Porquê sustentar a escrita quando cada vocábulo abre um confronto com o pretérito? “Memória de Moça”, cuja escrita Annie Ernaux diz ter posposto por 50 anos, decide dissociar quem narra de quem é narrado.
Publicado originalmente em 2016, o livro sai agora no Brasil com tradução de Mariana Delfini. Na impossibilidade de resgatar a jovem de 18 anos que foi, a autora convoca Annie D., seu duplo correspondente, para narrar aquela jovem do verão de 1958.
Em procura das palavras exatas, Ernaux apresenta o conflito que a própria escrita gera nela. Para olvidar essa experiência, seria necessário ter amnésia em relação não só de si, mas também do mundo —portanto ela escreve. Por isso, em certa fundura do texto, indaga: “Será que preciso fundir a moçoila de 58 e a mulher de 2014 num ‘eu’?”.
O romance narra o primeiro verão que Annie Duschene passa longe de mansão. “Eu a vejo chegando na colônia porquê uma potra que fugiu do rodeado, sozinha e livre pela primeira vez, um pouco receosa.”
Foi lá que ela teve sua primeira experiência sexual. A cena é retratada de forma brutal, mas na estação não havia discussões sobre consentimento. É nesse limiar da impossibilidade de resgatar a memória que Ernaux, 50 anos depois, encontra coragem e faz da impossibilidade uma poética própria. Mais do que um livro que se propõe a edificar imagens e uma ritmo lógica, nascente é um livro de sensações.

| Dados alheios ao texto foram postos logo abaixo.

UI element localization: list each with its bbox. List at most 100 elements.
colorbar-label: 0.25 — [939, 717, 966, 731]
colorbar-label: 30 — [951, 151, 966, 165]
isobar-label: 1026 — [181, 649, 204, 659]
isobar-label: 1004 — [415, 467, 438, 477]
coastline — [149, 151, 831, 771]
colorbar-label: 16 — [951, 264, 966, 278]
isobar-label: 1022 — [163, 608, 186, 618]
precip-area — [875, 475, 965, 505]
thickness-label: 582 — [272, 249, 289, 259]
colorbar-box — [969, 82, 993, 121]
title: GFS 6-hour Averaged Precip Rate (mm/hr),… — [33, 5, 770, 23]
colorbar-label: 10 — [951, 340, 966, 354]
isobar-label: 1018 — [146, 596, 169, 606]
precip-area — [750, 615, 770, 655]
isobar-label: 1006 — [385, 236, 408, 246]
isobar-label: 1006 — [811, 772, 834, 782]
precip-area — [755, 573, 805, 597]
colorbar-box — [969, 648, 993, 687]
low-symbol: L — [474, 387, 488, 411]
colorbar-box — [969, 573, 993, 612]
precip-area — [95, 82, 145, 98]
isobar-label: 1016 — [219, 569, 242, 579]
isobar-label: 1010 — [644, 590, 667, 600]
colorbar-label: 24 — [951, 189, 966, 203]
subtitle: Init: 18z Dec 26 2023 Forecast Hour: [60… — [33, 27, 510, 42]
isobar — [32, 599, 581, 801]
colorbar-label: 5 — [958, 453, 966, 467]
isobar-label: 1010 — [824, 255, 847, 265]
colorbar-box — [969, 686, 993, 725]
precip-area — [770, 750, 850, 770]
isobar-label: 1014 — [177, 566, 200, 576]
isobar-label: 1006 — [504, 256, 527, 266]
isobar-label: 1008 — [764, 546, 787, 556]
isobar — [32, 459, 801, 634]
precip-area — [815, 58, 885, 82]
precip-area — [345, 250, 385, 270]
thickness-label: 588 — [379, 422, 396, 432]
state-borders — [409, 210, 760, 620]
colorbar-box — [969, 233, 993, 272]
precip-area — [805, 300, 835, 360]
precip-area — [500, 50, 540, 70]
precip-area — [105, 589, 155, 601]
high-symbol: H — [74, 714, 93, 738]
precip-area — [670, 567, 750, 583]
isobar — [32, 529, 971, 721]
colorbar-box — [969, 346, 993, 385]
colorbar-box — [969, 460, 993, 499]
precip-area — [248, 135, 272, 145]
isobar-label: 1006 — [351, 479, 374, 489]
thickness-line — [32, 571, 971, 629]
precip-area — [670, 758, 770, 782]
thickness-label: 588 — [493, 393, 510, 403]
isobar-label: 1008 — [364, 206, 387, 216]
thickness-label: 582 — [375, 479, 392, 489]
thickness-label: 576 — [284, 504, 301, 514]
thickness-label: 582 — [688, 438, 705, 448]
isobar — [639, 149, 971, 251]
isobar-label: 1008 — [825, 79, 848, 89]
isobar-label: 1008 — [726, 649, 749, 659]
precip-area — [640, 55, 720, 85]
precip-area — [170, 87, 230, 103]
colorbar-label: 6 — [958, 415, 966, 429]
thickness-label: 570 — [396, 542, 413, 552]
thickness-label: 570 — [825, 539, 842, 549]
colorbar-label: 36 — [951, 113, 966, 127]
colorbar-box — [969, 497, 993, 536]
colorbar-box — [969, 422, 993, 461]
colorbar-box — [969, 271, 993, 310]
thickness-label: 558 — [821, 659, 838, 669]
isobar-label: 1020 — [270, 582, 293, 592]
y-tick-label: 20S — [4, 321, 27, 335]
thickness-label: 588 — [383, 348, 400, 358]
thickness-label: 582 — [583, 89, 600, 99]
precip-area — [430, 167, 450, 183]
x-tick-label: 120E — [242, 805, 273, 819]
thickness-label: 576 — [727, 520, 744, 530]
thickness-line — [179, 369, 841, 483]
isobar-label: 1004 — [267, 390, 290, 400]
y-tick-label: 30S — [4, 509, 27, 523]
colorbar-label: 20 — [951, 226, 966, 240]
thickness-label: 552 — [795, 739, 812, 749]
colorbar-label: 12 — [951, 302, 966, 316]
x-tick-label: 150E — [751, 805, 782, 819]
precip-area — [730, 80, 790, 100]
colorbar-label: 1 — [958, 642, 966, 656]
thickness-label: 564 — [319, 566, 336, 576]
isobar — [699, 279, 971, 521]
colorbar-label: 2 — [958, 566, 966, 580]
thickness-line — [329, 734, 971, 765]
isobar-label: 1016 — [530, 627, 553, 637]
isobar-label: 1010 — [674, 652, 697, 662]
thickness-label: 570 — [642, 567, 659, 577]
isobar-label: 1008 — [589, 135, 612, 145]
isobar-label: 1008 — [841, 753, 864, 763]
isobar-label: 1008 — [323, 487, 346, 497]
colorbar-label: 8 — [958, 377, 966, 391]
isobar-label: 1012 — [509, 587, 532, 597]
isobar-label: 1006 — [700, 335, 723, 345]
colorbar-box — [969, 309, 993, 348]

No jogo de alternância dos pronomes “eu” e “ela”, Ernaux lança dúvidas sobre a enunciação do autobiógrafo. “À medida que sigo em frente, desaparece uma espécie de simplicidade anterior da narrativa guardada na minha memória. […] Não estou construindo uma personagem de ficção. Estou desconstruindo a moçoila que fui.”
A narradora com frequência revela o embate dessa escrita, mas também a urgência de grafar sobre a moçoila de 1958. Enfim, ela é a única que se lembra e por isso insiste, pois não suporta a teoria de morrer sem ter escrito sobre ela.
Annie D., filha única, superprotegida e privada da liberdade, tem pasmo por tudo que soa emancipado, moderno e na voga. Seu direcção naquele verão era a colônia S., para ser monitora, a 15 dias de completar 18 anos. Seu libido naquele momento, além de se livrar da mãe, era viver uma história de paixão.
Até portanto, sua vida mais intensa acontecia nos livros que ela devorava. “Ela não tem um eu definido, mas alguns ‘eus’ que vão de um livro para o outro.”
Na tentativa de reencontrar a sua linguagem, Ernaux se depara com a incapacidade de reconstituir o oração anterior de Annie Duschene. Logo, resta captar fragmentos de cartas e diários da estação, já que não há fotos desse período.
Esse gesto nos leva a pensar sobre que corpo é forjado a partir de uma escrita de si. O que aconteceu com Annie D. naquele verão é alguma coisa que ainda reverbera na Annie que escreve, porquê se ao longo da leitura tivéssemos a remontagem deste corpo narrado, de forma fragmentada e incompleta.
A corporeidade feminina é apresentada de forma violada e cindida. Ora controlado pelos pais, pelas freiras e depois pelos homens, esse corpo se reconstrói na escrita.
Logo de início, a convívio com os meninos a desconcerta, tudo é novo para ela. É nesse período que realiza o sonho de ir a um bailinho, e é lá que ela conhece H., monitor-chefe pelo qual se apaixona.
H. a convida para ir a um lugar mais reservado depois da dança. Ele a puxa violentamente e age rápido demais. Ernaux se questiona sobre o que pensou Annie D. naquela situação. Já era tarde para voltar detrás.
A sequência se desenrola em uma série de conflitos; ela é julgada, fica deprimida e desenvolve bulimia. Acompanhamos o despertar dela para questões de gênero. Ernaux converte vários tempos no presente; não só rememora o que aconteceu, mas também renomeia.
Sua escrita tensiona o tempo todo a impossibilidade de restabelecer exatamente o que aconteceu e também a urgência de renomear acontecimentos que à estação não eram discutidos. “Ele está indo rápido demais, ela não está pronta para tanta pressa, tanto exalo.”
Ernaux não escreve para reconstruir fielmente o pretérito, mas para expor suas fissuras. Nesse movimento de progressão e retorno, transforma a impossibilidade em método e a ferida em literatura.